WTI holds above $90 before U.S. fuel supply data; brent steady
West Texas Intermediate held gains to trade above $90 a barrel before stockpile data that will signal the strength of fuel demand in the U.S., the world’s biggest oil consumer. Brent was steady in London.
Futures were little changed in New York after rising 0.7 percent yesterday, the most since Sept. 29. Crude inventories expanded by 2 million barrels last week, while distillate and gasoline supplies shrank, a Bloomberg News survey shows before government data tomorrow. Prices slid below $90 in intraday trading in each of the past three days amid speculation that global oil supply is outpacing demand.
“Increasing supply around the globe continues to weigh on the energy complex,” Michael McCarthy, a chief strategist at CMC Markets in Sydney, said by phone. “Even though the leaning is toward further weakness, it will take something fairly dramatic to push oil through that floor at about $88.50.”
WTI for November delivery was at $90.32 a barrel in electronic trading on the New York Mercantile Exchange, down 2 cents, at 2:52 p.m. Singapore time. The contract climbed 60 cents to $90.34 yesterday. The volume of all futures traded was about 34 percent below the 100-day average. Prices have decreased 8.2 percent this year.
Brent for November settlement was 6 cents lower at $92.73 a barrel on the London-based ICE Futures Europe exchange. It advanced 48 cents yesterday, snapping a four-day losing streak. The European benchmark crude traded at a $2.43 premium to WTI.
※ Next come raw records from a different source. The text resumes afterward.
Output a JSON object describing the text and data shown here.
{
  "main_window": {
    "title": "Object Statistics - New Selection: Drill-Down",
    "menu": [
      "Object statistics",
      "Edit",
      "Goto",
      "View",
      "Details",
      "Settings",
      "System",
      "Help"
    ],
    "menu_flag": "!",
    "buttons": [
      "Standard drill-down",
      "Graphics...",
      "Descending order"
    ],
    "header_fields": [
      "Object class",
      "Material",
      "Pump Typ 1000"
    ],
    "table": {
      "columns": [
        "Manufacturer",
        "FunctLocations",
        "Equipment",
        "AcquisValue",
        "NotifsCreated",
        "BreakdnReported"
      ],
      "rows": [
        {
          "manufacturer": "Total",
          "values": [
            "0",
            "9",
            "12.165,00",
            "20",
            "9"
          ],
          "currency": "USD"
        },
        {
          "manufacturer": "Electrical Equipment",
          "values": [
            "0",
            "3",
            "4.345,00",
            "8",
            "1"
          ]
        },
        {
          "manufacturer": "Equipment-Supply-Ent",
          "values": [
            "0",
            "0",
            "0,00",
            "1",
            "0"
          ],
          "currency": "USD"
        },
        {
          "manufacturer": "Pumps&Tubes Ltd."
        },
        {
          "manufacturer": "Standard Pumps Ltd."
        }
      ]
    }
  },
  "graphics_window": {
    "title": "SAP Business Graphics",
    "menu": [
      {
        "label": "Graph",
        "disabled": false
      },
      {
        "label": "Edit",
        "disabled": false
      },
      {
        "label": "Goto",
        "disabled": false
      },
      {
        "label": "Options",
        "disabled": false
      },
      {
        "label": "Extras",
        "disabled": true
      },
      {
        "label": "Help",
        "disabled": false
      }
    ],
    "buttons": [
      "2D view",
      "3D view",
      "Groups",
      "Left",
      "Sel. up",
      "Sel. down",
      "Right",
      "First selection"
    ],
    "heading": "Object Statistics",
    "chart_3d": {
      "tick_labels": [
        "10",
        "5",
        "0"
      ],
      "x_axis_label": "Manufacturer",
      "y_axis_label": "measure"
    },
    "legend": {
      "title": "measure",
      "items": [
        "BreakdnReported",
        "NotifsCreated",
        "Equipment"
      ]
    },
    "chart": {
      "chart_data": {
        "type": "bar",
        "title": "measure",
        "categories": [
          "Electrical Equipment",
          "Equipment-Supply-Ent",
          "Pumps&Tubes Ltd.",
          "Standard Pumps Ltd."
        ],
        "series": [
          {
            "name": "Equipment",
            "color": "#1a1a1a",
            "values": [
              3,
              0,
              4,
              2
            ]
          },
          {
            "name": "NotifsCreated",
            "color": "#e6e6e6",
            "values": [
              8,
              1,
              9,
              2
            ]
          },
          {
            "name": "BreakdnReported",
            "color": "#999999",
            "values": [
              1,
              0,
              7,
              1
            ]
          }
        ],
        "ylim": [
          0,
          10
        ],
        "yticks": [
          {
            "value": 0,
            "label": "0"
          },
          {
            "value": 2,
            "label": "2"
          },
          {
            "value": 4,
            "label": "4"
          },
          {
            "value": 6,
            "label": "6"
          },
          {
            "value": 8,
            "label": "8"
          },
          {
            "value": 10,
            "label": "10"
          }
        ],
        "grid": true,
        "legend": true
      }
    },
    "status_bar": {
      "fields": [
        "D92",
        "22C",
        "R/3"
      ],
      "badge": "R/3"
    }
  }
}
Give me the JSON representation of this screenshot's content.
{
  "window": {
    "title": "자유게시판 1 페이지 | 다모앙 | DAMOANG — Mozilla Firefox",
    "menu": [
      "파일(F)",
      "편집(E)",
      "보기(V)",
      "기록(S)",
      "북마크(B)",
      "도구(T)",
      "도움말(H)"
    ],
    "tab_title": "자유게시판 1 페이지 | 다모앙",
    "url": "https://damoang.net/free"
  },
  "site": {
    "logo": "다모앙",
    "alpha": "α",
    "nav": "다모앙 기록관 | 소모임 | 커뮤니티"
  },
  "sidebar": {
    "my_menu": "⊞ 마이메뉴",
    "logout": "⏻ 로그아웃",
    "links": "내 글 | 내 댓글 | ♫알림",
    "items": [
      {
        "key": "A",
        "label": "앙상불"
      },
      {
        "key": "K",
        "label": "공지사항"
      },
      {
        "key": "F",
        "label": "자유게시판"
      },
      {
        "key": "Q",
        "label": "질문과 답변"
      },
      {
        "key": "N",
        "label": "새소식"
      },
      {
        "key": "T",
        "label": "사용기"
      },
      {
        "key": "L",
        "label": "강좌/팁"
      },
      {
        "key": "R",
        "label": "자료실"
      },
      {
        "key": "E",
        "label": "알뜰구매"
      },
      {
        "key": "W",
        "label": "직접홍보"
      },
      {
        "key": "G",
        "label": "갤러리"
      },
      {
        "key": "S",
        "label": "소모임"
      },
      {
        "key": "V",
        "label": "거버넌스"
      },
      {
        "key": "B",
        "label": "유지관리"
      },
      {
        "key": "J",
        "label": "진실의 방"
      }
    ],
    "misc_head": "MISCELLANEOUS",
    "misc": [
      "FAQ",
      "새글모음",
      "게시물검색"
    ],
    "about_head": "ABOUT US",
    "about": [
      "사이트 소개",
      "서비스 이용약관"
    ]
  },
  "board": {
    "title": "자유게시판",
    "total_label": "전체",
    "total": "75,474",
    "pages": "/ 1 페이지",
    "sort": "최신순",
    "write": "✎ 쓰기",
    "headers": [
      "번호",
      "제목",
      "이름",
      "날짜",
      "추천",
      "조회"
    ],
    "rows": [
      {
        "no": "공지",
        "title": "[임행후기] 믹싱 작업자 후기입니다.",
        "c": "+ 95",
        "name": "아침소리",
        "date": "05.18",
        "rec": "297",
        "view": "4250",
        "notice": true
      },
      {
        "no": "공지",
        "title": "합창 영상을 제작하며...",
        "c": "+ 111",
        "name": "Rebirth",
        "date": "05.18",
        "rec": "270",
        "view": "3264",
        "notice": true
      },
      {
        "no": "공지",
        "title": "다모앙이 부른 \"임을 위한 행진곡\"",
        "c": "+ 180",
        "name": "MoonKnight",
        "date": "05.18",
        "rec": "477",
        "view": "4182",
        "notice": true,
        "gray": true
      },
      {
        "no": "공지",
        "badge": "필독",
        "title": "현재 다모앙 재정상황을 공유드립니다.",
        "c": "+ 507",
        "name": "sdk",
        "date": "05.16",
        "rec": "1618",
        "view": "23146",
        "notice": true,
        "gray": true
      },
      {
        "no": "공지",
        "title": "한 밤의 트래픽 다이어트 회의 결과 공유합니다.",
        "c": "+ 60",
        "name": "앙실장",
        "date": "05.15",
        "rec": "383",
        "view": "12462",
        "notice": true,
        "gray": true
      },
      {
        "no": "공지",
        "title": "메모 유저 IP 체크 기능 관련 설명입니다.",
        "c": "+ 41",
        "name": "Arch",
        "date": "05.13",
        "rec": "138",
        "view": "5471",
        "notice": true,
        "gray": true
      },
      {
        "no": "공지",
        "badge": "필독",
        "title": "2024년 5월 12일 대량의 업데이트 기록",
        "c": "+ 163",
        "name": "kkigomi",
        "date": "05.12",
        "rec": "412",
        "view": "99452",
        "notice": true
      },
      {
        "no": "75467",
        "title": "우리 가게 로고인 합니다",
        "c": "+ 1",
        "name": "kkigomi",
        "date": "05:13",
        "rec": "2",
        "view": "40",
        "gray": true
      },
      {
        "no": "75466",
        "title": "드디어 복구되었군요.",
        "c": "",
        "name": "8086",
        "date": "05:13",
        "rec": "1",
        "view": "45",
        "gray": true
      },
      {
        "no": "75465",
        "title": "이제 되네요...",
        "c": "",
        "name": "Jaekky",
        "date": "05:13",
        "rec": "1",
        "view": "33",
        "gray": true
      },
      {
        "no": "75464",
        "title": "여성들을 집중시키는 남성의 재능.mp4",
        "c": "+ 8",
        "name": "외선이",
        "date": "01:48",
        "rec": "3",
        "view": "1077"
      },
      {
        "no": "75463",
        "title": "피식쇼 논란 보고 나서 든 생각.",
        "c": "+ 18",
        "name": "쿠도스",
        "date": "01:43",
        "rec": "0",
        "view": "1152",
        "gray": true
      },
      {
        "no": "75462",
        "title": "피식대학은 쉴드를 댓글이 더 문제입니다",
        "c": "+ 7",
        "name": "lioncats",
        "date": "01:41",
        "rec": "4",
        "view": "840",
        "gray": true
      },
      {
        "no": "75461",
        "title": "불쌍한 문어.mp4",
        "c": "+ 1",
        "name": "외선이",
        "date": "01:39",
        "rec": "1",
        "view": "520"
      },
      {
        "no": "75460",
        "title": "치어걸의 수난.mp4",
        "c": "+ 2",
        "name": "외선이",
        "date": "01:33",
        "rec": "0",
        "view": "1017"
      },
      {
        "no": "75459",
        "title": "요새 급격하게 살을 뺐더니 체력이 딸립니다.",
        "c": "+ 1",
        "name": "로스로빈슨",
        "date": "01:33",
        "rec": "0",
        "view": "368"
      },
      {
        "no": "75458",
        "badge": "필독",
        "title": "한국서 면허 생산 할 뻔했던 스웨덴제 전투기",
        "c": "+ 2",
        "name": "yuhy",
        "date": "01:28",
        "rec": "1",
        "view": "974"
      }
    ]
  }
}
WTI declined 4.1 percent last week, the most in two months, as Saudi Arabia cut prices for November exports to Asia while the Organization of Petroleum Exporting Countries increased production in September. The 12-member group pumps about 40 percent of the world’s crude.
U.S. distillate inventories, including heating oil and diesel, probably fell by 1.5 million barrels in the week ended Oct. 3, according to the median estimate in the Bloomberg survey of seven analysts before an Energy Information Administration report. Gasoline supplies are forecast to have slid 500,000 barrels for a fourth weekly drop.
The American Petroleum Institute in Washington is scheduled to release separate data today. The industry group collects information on a voluntary basis from operators of refineries, bulk terminals and pipelines, while the government requires that reports be filed with the EIA, the Energy Department’s statistical arm.
Brent’s 14-day relative strength index is at about 27 today, data compiled by Bloomberg show. That’s a sixth day below 30, signaling the market is oversold and further losses probably can’t be sustained.